Dad who beat son, 6, loses parental privilege defense appeal

An Allen County father who repeatedly struck his 6-year-old son in the face causing serious bruising after he accused the child of stealing his cigarettes had no viable claim of parental privilege shielding him from battery convictions.

The Indiana Court of Appeals on Thursday affirmed an Allen Superior jury’s conviction of Darwin L.G. Hanks on charges of Level 5 felony battery and Level 6 felony domestic battery. He was sentenced to an aggregate of four years in prison.

Hanks was charged after teachers noticed the different injuries on his son’s face on different days in late November and early December 2017, and authorities intervened after the child said his father had struck him.
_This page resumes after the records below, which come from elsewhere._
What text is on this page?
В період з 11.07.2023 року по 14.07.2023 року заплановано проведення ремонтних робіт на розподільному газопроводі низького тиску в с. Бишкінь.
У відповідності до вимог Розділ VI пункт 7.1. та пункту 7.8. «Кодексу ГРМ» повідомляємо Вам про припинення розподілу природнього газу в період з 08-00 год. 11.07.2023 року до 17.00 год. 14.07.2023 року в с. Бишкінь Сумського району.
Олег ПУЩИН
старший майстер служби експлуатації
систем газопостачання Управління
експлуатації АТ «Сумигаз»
At his trial, Hanks asserted his parental privilege to discipline his child, which the state may overcome by proving either that the force the parent used was unreasonable or that the parent’s belief that such force was necessary to control the child and prevent misconduct was unreasonable. The reasonableness test for parental force formulated in Willis v. State, 888 N.E.2d 177 (Ind. 2008) considers factors such as the child’s age, sex and mental condition; the nature of the child’s offense and apparent motive; the influence of the child’s example on other children; whether the force is reasonably necessary to compel obedience to a proper command, and; whether it is disproportionate to the offense, unnecessarily degrading or likely to cause serious or permanent harm.
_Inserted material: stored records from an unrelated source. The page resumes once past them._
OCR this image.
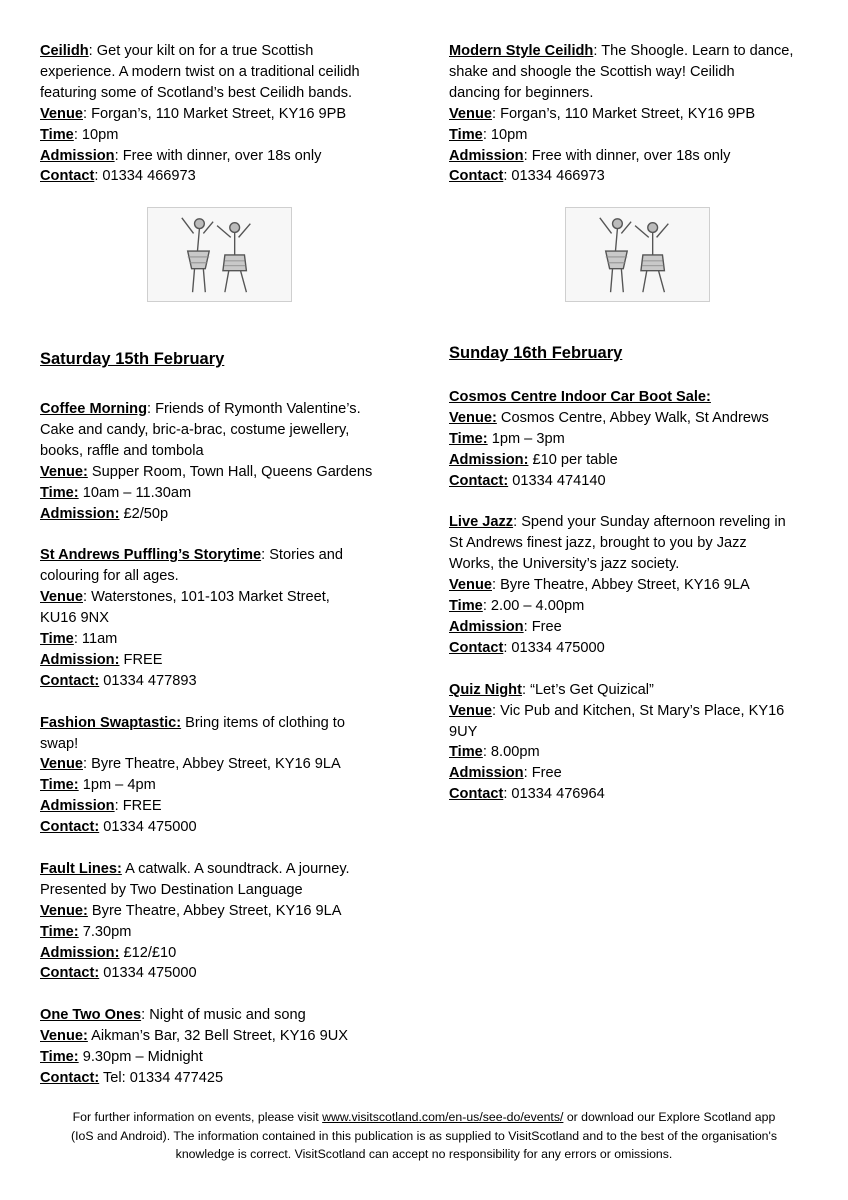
Ceilidh: Get your kilt on for a true Scottish
experience. A modern twist on a traditional ceilidh
featuring some of Scotland’s best Ceilidh bands.
Venue: Forgan’s, 110 Market Street, KY16 9PB
Time: 10pm
Admission: Free with dinner, over 18s only
Contact: 01334 466973
Modern Style Ceilidh: The Shoogle. Learn to dance,
shake and shoogle the Scottish way! Ceilidh
dancing for beginners.
Venue: Forgan’s, 110 Market Street, KY16 9PB
Time: 10pm
Admission: Free with dinner, over 18s only
Contact: 01334 466973
Saturday 15th February	Sunday 16th February
Coffee Morning: Friends of Rymonth Valentine’s.
Cake and candy, bric-a-brac, costume jewellery,
books, raffle and tombola
Venue: Supper Room, Town Hall, Queens Gardens
Time: 10am – 11.30am
Admission: £2/50p

St Andrews Puffling’s Storytime: Stories and
colouring for all ages.
Venue: Waterstones, 101-103 Market Street,
KU16 9NX
Time: 11am
Admission: FREE
Contact: 01334 477893

Fashion Swaptastic: Bring items of clothing to
swap!
Venue: Byre Theatre, Abbey Street, KY16 9LA
Time: 1pm – 4pm
Admission: FREE
Contact: 01334 475000

Fault Lines: A catwalk. A soundtrack. A journey.
Presented by Two Destination Language
Venue: Byre Theatre, Abbey Street, KY16 9LA
Time: 7.30pm
Admission: £12/£10
Contact: 01334 475000

One Two Ones: Night of music and song
Venue: Aikman’s Bar, 32 Bell Street, KY16 9UX
Time: 9.30pm – Midnight
Contact: Tel: 01334 477425
Cosmos Centre Indoor Car Boot Sale:
Venue: Cosmos Centre, Abbey Walk, St Andrews
Time: 1pm – 3pm
Admission: £10 per table
Contact: 01334 474140

Live Jazz: Spend your Sunday afternoon reveling in
St Andrews finest jazz, brought to you by Jazz
Works, the University’s jazz society.
Venue: Byre Theatre, Abbey Street, KY16 9LA
Time: 2.00 – 4.00pm
Admission: Free
Contact: 01334 475000

Quiz Night: “Let’s Get Quizical”
Venue: Vic Pub and Kitchen, St Mary’s Place, KY16
9UY
Time: 8.00pm
Admission: Free
Contact: 01334 476964
For further information on events, please visit www.visitscotland.com/en-us/see-do/events/ or download our Explore Scotland app
(IoS and Android). The information contained in this publication is as supplied to VisitScotland and to the best of the organisation's
knowledge is correct. VisitScotland can accept no responsibility for any errors or omissions.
“A review of the relevant factors listed above supports the jury’s decision to reject Hanks’s parental privilege defense,” Judge Terry Crone wrote for the panel in Darwin L.G. Hanks v. State of Indiana, 18A-CR-2240. “Hanks struck his six-year-old son D.H. in the face on at least two occasions with sufficient force to leave marks that lasted for a number of days. The first injury covered almost one entire side of D.H.’s face, and, the day after that incident, his face still felt ‘like fire.’
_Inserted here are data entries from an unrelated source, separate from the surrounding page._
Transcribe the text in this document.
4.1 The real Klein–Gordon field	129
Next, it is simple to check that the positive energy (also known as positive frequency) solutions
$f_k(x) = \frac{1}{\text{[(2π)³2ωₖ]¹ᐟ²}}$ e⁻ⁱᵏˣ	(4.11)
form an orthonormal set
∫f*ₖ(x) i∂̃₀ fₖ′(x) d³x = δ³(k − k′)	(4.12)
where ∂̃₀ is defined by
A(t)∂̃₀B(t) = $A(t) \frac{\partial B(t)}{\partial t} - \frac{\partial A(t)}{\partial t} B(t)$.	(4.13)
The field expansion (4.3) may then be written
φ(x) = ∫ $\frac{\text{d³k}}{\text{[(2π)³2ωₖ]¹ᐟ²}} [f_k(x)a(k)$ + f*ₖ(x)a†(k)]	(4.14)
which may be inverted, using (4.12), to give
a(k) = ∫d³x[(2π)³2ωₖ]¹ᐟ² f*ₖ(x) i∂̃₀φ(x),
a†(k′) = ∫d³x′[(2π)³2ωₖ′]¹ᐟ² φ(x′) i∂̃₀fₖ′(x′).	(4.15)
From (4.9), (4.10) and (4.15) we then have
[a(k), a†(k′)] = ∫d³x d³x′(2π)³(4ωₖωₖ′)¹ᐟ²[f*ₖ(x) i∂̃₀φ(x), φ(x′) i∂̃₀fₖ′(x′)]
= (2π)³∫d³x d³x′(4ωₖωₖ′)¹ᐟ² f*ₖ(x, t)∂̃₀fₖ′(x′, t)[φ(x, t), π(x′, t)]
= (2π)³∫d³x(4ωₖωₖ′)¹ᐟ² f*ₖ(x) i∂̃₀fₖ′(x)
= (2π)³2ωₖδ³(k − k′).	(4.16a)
“… Hanks inflicted this punishment because he believed that D.H. had a problem with stealing his parents’ things and lying about it. While Hanks asserts that he was simply using progressive forms of discipline to try to correct a behavior problem, the evidence ultimately supports a conclusion that Hanks used an unreasonable and disproportionate amount of force when disciplining six-year-old D.H. for his misbehavior,” Crone continued. “…The State presented sufficient evidence to refute the defense of parental privilege.”

Chief Judge Nancy Vaidik concurred in result without a separate opinion.